Sottosuolo marcio e corrosivo.” Questa frase dell’ultimo discorso del Presidente della Repubblica si potrebbe riferire non solo alla situazione politica, economica e sociale del nostro paese, ma anche allo stato di salute dell’ambiente in cui viviamo, del suolo che coltiviamo e dei pozzi da cui beviamo. Dalla Terra dei Fuochi, da anni considerata come la zona intossicata per antonomasia, all’enorme vastità dei terreni da bonificare in Sardegna, 445 mila ettari, 100 mila in più rispetto alla Campania (non più felix), il sud Italia è un’enorme buca per rifiuti tossici ed un grande poligono di tiro a pagamento.
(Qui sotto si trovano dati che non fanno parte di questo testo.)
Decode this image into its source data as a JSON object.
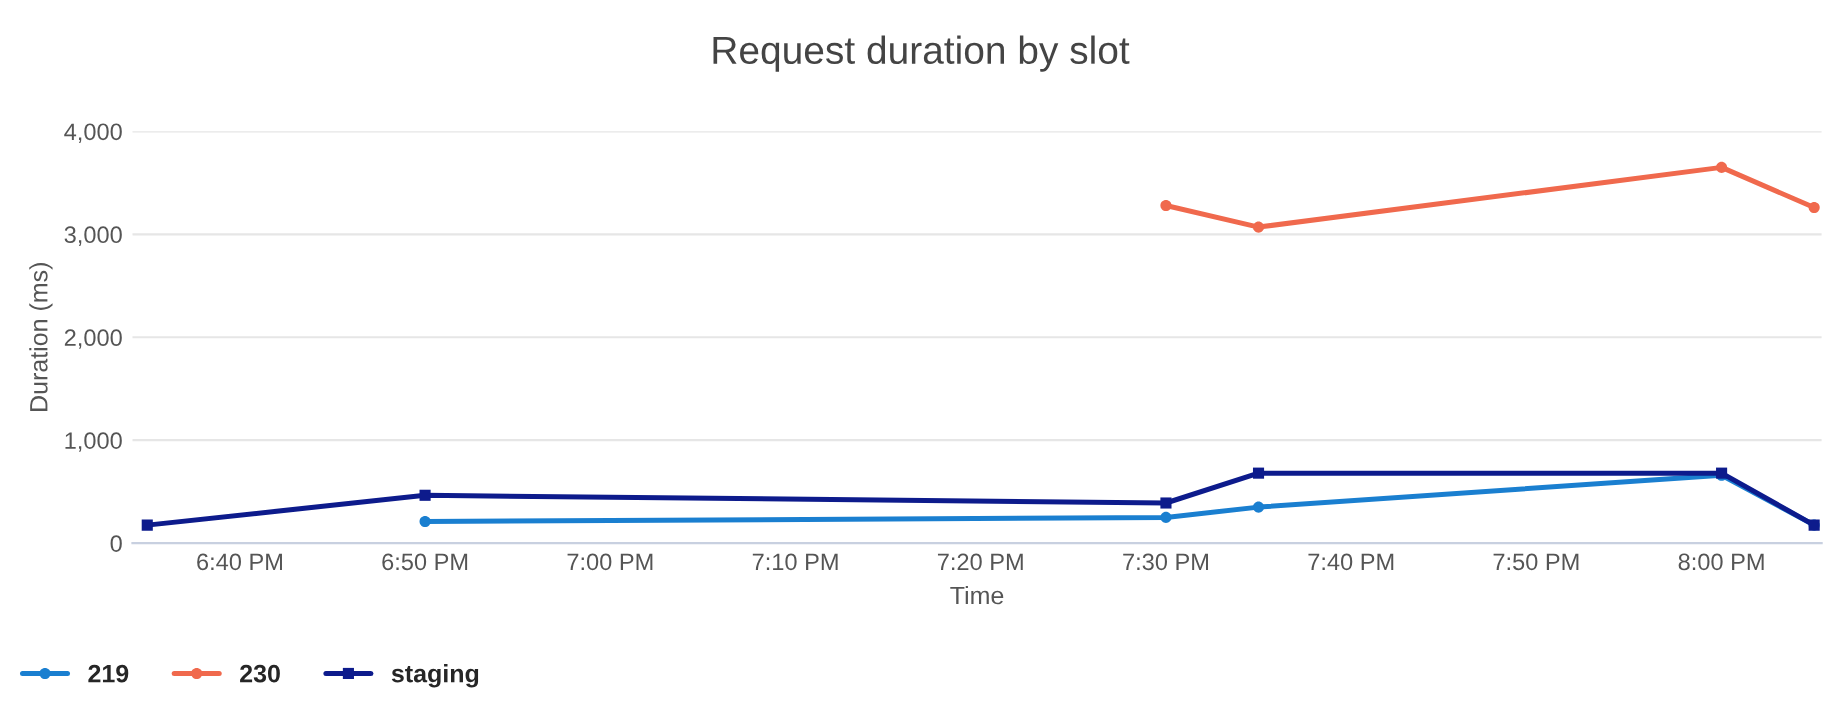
{
  "chart_data": {
    "type": "line",
    "title": "Request duration by slot",
    "xlabel": "Time",
    "ylabel": "Duration (ms)",
    "series": [
      {
        "name": "219",
        "color": "#1a7fd0",
        "marker": "circle",
        "x": [
          18.8333,
          19.5,
          19.5833,
          20.0,
          20.0833
        ],
        "values": [
          210,
          250,
          350,
          660,
          175
        ]
      },
      {
        "name": "230",
        "color": "#f0694d",
        "marker": "circle",
        "x": [
          19.5,
          19.5833,
          20.0,
          20.0833
        ],
        "values": [
          3280,
          3070,
          3650,
          3260
        ]
      },
      {
        "name": "staging",
        "color": "#0d1b8c",
        "marker": "square",
        "x": [
          18.5833,
          18.8333,
          19.5,
          19.5833,
          20.0,
          20.0833
        ],
        "values": [
          175,
          465,
          390,
          680,
          680,
          175
        ]
      }
    ],
    "xlim": [
      18.57,
      20.09
    ],
    "ylim": [
      0,
      4000
    ],
    "xticks": [
      {
        "value": 18.6667,
        "label": "6:40 PM"
      },
      {
        "value": 18.8333,
        "label": "6:50 PM"
      },
      {
        "value": 19.0,
        "label": "7:00 PM"
      },
      {
        "value": 19.1667,
        "label": "7:10 PM"
      },
      {
        "value": 19.3333,
        "label": "7:20 PM"
      },
      {
        "value": 19.5,
        "label": "7:30 PM"
      },
      {
        "value": 19.6667,
        "label": "7:40 PM"
      },
      {
        "value": 19.8333,
        "label": "7:50 PM"
      },
      {
        "value": 20.0,
        "label": "8:00 PM"
      }
    ],
    "yticks": [
      0,
      {
        "value": 1000,
        "label": "1,000"
      },
      {
        "value": 2000,
        "label": "2,000"
      },
      {
        "value": 3000,
        "label": "3,000"
      },
      {
        "value": 4000,
        "label": "4,000"
      }
    ],
    "grid": "y",
    "legend": "bottom left",
    "line_style": "solid"
  }
}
Non si commetta però l’errore di cascare nel luogo comune che vede nel Mezzogiorno l’unica discarica del Paese! In Lombardia i siti contaminati sono oltre 800, e ben 359 si trovano in Provincia di Milano. La Pianura Padana, tra le più fertili al mondo, è un gruviera di cave aspiranti discariche per rifiuti. Paradigmatica la situazione della provincia di Brescia, che già abbiamo raccontato a proposito delle Mamme Volanti di Castenedolo e su cui ritorneremo. Insomma, è l’Italia intera a necessitare di una grande bonifica, di un “Atto di Salute”.

Nel 1997 con legge dello Stato venivano istituiti i Siti di Interesse strategico Nazionale (SIN), ovvero aree gravemente inquinate che lo Stato stesso riteneva indispensabile bonificare. La lista dei siti è distribuita lungo tutto lo stivale, dal Friuli alla Sicilia. Si è sancita l’urgenza di intervenire, ma purtroppo le priorità e le attenzioni dei Governi ed i moniti dei Presidenti della Repubblica sono sempre stati riversati altrove. Ignorando tra l’altro che risanamento e conversione ecologica produrrebbero posti di lavoro, migliorerebbero la qualità della vita e ridurrebbero i rischi per la salute.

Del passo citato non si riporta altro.